Cybersecurity Frameworks & Standards

Use frameworks to structure security decisions, not to create paperwork for its own sake.

Cybersecurity frameworks help organizations create common language around risk, controls, governance, maturity, and evidence. They are useful when leadership needs to understand current state, define target state, prepare for customers or auditors, prioritize investment, or explain security progress.

We use frameworks as decision-support tools. The goal is to help clients understand what applies, what does not, what is missing, and what should be improved first.

Start with the framework that fits the business question.

The frameworks below are the ones clients are most likely to encounter during security maturity, customer due diligence, audit readiness, AI governance, or regulated-industry conversations.

NIST Cybersecurity Framework 2.0

Best for executive risk management, cybersecurity maturity, roadmap development, and board-level conversations.

NIST describes the Cybersecurity Framework as helping organizations better understand and improve their management of cybersecurity risk. CSF 2.0 is useful because it provides a common language for governance, identifying assets and risk, protecting systems and data, detecting events, responding to incidents, and recovering from disruption.

CIS Controls v8.1 and CIS Benchmarks

Best for practical control baselines, SMB and mid-market prioritization, secure configuration, and quick-win improvement roadmaps.

CIS describes the CIS Controls as a prioritized set of safeguards to defend against prevalent cyber attacks.
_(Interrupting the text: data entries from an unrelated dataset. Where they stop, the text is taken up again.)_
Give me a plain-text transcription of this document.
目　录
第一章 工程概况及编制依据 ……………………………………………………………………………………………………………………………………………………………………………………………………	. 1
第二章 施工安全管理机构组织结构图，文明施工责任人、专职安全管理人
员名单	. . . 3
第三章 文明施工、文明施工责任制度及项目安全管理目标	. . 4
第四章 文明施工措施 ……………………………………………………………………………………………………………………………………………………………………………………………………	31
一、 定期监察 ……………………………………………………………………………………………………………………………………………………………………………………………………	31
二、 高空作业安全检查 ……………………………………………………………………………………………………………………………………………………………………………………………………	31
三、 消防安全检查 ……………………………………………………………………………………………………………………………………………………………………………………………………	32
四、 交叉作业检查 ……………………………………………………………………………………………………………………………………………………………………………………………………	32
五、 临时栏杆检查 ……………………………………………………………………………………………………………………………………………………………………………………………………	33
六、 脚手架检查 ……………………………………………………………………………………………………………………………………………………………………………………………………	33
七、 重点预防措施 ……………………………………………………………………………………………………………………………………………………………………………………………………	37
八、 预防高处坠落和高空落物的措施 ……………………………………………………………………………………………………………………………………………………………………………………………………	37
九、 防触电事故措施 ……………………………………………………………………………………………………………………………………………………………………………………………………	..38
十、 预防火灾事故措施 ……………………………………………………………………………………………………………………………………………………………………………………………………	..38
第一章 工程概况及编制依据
CIS Benchmarks provide vendor-neutral configuration guidance for many platforms and systems.

ISO/IEC 27001:2022

Best for information security management systems, international customer expectations, vendor due diligence, and certification readiness.

ISO describes ISO/IEC 27001 as the world's best-known standard for information security management systems and states that it defines the requirements an ISMS must meet.

SOC 2 and Trust Services Criteria

Best for SaaS companies, technology vendors, service providers, customer security reviews, and control attestation readiness.

SOC 2 reports are issued by qualified firms.

NIST SP 800-53 Rev. 5

Best for enterprise control catalogs, federal-style control programs, detailed security and privacy control mapping, and architecture reviews.

NIST SP 800-53 provides a catalog of security and privacy controls for information systems and organizations. It is useful when clients need a detailed control model beyond a high-level framework.

MITRE ATT&CK

Best for threat detection, detection coverage, adversary behavior mapping, SOC use case design, and technical validation.

MITRE ATT&CK is a knowledge base of adversary tactics and techniques based on real-world observations. It is especially useful for detection engineering and security operations conversations.

NIST AI Risk Management Framework

Best for AI governance, AI risk management, trustworthy AI discussions, and executive AI oversight.

NIST AI RMF helps organizations manage risks associated with AI and incorporate trustworthiness considerations into AI design, development, use, and evaluation.

NIST AI 600-1 Generative AI Profile

Best for Generative AI risk management, shadow AI governance, prompt and output risk, and AI control design.

NIST AI 600-1 provides a profile for generative AI risks and suggested risk-management actions across governance, mapping, measurement, and management activities.

OWASP Top 10 for LLM Applications

Best for LLM application security, prompt injection, sensitive information disclosure, supply-chain risks, excessive agency, and RAG system review.

The OWASP Top 10 for LLM Applications focuses on security risks specific to LLM-enabled applications and AI workflows.

ISO/IEC 42001:2023

Best for AI management systems, AI governance maturity, and organizations that may need formal AI management-system structure.

ISO describes ISO/IEC 42001 as a standard for establishing, implementing, maintaining, and continually improving an AI management system.

NIST Privacy Framework

Best for privacy risk, data governance, AI data usage, DLP, insider-risk governance, and privacy-aware control design.

NIST describes the Privacy Framework as a voluntary tool to help organizations identify and manage privacy risk while building innovative products and services.

PCI DSS

Best for organizations that store, process, transmit, or can impact payment card data.

PCI DSS provides baseline technical and operational requirements for protecting payment account data.

HIPAA Security Rule

Best for healthcare, health technology, benefits, insurance, and vendors handling electronic protected health information.

The HIPAA Security Rule establishes national standards to protect certain electronic health information and requires administrative, physical, and technical safeguards.

GLBA Safeguards Rule

Best for financial institutions and businesses subject to the Gramm-Leach-Bliley Act Safeguards Rule.

The Safeguards Rule requires covered companies to develop, implement, and maintain an information security program with administrative, technical, and physical safeguards.